Solved – Tobit model explanation

tobit-regression

We have 100 participants in two groups, $n=50$ in each group. We used an assessment of ability of basic functioning at 4 time-points. The assessment comprises 6 questions, each scored 0 – 5. We do not have individual scores for each question, just total scores that range from 0 – 30. Higher scores indicate better functioning. The problem is that the assessment is very basic and has a significant ceiling effect. Results are very negatively skewed. The majority of participants scored close to 30, especially at the 3 follow-up time-points. It is likely that not all of the participants who scored at the upper limits are truly equal in ability: some of the participants were just about scoring 30 and others scored 30 with ease and would score much higher if it were possible and so the data are censored from above.

I want to compare the two groups and over time but obviously this is very difficult given the nature of the results. Transformations of any kind make no difference. I have been advised that the Tobit model is the best equipped for this assessment and I can run the analysis in R using examples from Arne Henningen’s paper, Estimating censored regression models in R using the censReg package.

However, I have only a basic knowledge of statistics and have found information on the Tobit model to be quite complicated. I need to be able to explain this model in plain language and I cannot find a plain language, nuts and bolts explanation as to what the Tobit model actually does and how. Can anyone explain the Tobit model or point me in the direction of a readable reference without complicated statistical and mathematical explanations?

Extremely grateful for any help

Best Answer

The wiki describes the Tobit model as follows:

$$y_i = \begin{cases} y_i^* &\text{if} \quad y_i^* > 0 \\ \ 0 &\text{if} \quad y_i^* \le 0 \end{cases}$$

$$y_i^* = \beta x_i + u_i$$

$$u_i \sim N(0,\sigma^2)$$

I will adapt the above model with to your context and offer a plain english interpretation of the equations which may be helpful.
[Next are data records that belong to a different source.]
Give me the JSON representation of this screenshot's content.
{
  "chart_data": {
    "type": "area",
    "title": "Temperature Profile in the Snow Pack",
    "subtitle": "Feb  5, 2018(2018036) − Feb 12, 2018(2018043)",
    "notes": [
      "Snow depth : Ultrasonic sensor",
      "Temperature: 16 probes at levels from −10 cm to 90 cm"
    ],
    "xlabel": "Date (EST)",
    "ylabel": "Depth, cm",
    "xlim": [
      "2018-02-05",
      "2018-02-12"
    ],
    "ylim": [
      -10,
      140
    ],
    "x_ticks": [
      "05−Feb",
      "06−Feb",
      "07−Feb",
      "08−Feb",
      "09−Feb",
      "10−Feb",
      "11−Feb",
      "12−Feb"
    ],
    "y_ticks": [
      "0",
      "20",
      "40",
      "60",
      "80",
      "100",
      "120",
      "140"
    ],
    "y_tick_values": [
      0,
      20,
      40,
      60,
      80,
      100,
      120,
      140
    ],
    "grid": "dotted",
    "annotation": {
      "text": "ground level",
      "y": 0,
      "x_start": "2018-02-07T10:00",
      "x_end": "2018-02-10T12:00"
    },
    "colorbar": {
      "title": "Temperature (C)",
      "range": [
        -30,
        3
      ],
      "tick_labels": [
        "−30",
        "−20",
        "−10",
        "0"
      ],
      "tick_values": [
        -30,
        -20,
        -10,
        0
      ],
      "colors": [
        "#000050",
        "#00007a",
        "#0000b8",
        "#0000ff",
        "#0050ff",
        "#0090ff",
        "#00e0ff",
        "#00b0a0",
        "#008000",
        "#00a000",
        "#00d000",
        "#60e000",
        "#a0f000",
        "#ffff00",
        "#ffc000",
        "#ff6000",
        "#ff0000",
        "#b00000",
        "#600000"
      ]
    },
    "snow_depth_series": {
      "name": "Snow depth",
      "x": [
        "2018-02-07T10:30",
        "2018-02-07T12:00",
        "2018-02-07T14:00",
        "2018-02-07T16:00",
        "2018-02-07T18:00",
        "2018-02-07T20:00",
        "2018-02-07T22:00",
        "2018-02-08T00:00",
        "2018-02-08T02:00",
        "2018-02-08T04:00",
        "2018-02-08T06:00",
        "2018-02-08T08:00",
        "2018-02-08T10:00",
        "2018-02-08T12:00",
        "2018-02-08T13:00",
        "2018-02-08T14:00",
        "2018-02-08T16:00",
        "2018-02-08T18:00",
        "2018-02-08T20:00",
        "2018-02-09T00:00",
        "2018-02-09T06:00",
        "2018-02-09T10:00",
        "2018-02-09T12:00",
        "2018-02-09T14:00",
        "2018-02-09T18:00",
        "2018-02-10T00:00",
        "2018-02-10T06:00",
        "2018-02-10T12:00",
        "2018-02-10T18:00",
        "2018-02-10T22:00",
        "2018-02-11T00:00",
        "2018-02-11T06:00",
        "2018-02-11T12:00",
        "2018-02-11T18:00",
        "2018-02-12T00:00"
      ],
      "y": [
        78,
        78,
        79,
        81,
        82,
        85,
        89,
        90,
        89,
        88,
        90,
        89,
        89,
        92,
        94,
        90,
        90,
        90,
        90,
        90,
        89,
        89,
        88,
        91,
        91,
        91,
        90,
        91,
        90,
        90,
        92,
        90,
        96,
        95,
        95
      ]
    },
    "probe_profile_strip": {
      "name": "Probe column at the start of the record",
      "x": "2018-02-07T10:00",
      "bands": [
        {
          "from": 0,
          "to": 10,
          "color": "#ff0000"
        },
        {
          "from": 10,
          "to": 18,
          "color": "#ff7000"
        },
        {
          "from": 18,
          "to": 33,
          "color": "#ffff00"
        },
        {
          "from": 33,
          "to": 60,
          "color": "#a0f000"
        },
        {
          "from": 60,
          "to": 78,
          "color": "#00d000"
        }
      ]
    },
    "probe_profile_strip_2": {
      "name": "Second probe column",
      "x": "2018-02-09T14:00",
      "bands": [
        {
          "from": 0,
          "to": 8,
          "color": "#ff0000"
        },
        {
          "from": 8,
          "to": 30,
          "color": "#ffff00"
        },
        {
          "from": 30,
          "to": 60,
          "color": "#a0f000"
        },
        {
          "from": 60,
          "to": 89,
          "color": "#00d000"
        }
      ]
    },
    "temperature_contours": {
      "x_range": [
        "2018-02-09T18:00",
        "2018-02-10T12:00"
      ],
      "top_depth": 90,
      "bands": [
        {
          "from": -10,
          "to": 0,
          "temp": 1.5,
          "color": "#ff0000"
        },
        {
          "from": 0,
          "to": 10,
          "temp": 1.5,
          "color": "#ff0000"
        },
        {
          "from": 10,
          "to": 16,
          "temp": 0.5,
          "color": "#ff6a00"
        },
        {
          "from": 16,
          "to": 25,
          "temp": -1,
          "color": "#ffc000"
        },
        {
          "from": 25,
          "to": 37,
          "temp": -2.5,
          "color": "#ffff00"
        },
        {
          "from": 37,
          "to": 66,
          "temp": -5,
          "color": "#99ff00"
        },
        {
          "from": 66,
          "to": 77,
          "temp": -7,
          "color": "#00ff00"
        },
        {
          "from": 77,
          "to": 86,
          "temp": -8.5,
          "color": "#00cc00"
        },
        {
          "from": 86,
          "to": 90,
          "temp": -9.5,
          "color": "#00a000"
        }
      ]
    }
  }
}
$$y_i = \begin{cases}\ y_i^* &\text{if} \quad y_i^* \le 30 \\ 30 &\text{if} \quad y_i^* > 30 \end{cases}$$

$$y_i^* = \beta x_i + u_i$$

$$u_i \sim N(0,\sigma^2)$$

In the above set of equations, $y_i^*$ represents a subject's ability. Thus, the first set of equations state the following:

  1. Our measurements of ability is cut-off on the higher side at 30 (i.e., we capture the ceiling effect). In other words, if a person's ability is greater than 30 then our measurement instrument fails to record the actual value but instead records 30 for that person. Note that the model states $y_i = 30 \quad \text{if} \quad y_i^* > 30$.

  2. If on the other hand a person's ability is less than 30 then our measurement instrument is capable of recording the actual measurement. Note that the model states $y_i = y_i^* \quad \text{if} \quad y_i^* \le 30$.

  3. We model the ability, $y_i^*$, as a linear function of our covariates $x_i$ and an associated error term to capture noise.

I hope that is helpful. If some aspect is not clear feel free to ask in the comments.